2. Learn to ask for help. Coming into PTK, I thought asking for help was a sign of weakness and/or incompetence. It’s not. It’s actually showing strength and courage to say, “I don’t know; please help me.” It has kept me humble, shown me what my challenges are, made me stronger as a person, and provided me with opportunities for growth. For example, I love biology, criminal justice, and business, and yet I hate writing. However, since I was inducted, I have done two case studies, written five speeches, and this is my second blog entry. Yes, in case you are wondering, I used scholarly references. I also did it with the help of my PTK Family. Go US!
3. Do what makes you happy. Ask yourself what makes you excited and your heart soar just by thinking about it. Combine that with your educational and occupational endeavors. Wrap your life around that one beautiful concept. Find a benevolent way to use that passion for the betterment of your community through service. If you can do this, you will never work a day in your life.

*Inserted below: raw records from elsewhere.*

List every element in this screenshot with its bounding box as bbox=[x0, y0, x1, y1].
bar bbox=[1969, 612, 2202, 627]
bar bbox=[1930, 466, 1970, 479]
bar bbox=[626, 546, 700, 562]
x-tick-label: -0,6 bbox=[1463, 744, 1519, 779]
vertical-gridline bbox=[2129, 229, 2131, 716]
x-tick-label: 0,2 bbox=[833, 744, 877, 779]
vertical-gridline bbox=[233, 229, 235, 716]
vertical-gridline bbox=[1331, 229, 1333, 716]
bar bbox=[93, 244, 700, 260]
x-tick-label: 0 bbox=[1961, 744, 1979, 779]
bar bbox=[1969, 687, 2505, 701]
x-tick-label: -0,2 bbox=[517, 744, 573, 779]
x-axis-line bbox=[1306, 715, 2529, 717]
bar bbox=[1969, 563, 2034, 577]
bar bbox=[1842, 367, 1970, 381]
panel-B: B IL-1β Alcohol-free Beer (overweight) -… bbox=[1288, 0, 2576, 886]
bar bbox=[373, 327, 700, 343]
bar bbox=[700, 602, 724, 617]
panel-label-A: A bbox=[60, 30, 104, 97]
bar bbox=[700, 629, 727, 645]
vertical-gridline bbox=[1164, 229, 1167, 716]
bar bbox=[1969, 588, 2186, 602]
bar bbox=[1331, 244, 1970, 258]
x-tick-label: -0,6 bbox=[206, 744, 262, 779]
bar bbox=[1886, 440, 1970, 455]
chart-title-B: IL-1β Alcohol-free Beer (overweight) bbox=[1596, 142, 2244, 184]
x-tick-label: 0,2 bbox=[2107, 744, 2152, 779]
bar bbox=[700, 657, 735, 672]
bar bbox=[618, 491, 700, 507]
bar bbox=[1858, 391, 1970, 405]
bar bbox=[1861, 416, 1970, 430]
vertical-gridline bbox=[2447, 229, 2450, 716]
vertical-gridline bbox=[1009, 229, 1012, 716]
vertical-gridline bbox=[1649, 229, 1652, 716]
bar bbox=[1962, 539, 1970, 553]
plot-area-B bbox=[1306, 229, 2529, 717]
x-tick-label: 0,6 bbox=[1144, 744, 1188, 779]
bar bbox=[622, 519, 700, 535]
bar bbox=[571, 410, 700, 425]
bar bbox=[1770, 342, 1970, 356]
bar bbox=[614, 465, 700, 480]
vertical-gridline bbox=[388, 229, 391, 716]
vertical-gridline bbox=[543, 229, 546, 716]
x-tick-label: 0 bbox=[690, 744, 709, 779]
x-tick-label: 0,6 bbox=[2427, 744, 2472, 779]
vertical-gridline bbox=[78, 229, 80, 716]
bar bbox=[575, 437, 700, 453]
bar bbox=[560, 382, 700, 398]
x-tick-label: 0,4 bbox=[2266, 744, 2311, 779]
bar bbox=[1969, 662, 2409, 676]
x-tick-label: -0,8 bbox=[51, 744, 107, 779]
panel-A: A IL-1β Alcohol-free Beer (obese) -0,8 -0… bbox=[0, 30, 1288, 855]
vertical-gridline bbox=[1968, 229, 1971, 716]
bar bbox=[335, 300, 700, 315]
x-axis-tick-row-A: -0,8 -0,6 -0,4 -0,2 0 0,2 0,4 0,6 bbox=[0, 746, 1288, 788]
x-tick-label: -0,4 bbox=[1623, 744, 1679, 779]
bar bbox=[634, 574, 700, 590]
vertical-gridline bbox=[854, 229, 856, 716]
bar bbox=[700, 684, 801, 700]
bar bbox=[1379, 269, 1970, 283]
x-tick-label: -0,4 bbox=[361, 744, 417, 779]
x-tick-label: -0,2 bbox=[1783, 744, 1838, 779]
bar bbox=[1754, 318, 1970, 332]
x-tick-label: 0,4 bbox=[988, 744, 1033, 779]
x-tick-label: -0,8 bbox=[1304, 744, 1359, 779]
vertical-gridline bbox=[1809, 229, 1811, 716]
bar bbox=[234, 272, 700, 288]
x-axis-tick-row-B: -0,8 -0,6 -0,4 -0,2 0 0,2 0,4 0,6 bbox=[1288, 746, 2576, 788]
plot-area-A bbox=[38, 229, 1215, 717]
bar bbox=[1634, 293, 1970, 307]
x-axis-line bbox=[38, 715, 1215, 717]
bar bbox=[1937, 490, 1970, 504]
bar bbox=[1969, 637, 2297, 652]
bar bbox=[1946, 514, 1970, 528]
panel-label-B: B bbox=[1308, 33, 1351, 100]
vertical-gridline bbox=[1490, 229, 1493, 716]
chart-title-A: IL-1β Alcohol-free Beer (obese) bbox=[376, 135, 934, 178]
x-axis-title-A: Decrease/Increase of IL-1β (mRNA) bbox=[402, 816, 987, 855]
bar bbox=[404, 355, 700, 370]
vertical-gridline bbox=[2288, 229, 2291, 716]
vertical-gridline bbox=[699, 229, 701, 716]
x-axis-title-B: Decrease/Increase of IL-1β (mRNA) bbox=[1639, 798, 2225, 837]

4. Finally, never stop learning. Strive to learn something new each day, whether that be using a new word, looking up a new country, reading about a new religion, researching if last night’s news was biased, or even making a new friend who has a different perspective of life than you. This helps me with being “woke” with benevolence and fellowship, and most times it even expands my family circle.
Growing up I didn’t have a source of parenting in my life. I didn’t have parents until September 2016 when I was “adopted” into this wonderful family. In April at PTK Catalyst, I will be passing on my International Officer position to the next leader. In May, I will become a proud member of the Sea of Gold. After that I will be joining the workforce AND transferring to my choice of four-year university — yes, it can be both!
I would not have been able to do any of this without each and every one of you. So thank you, Phi Theta Kappa Family. Thank you for encouraging me, pushing me, and making me uncomfortable with nurturing kindness and support. Thank you for helping me learn and grow.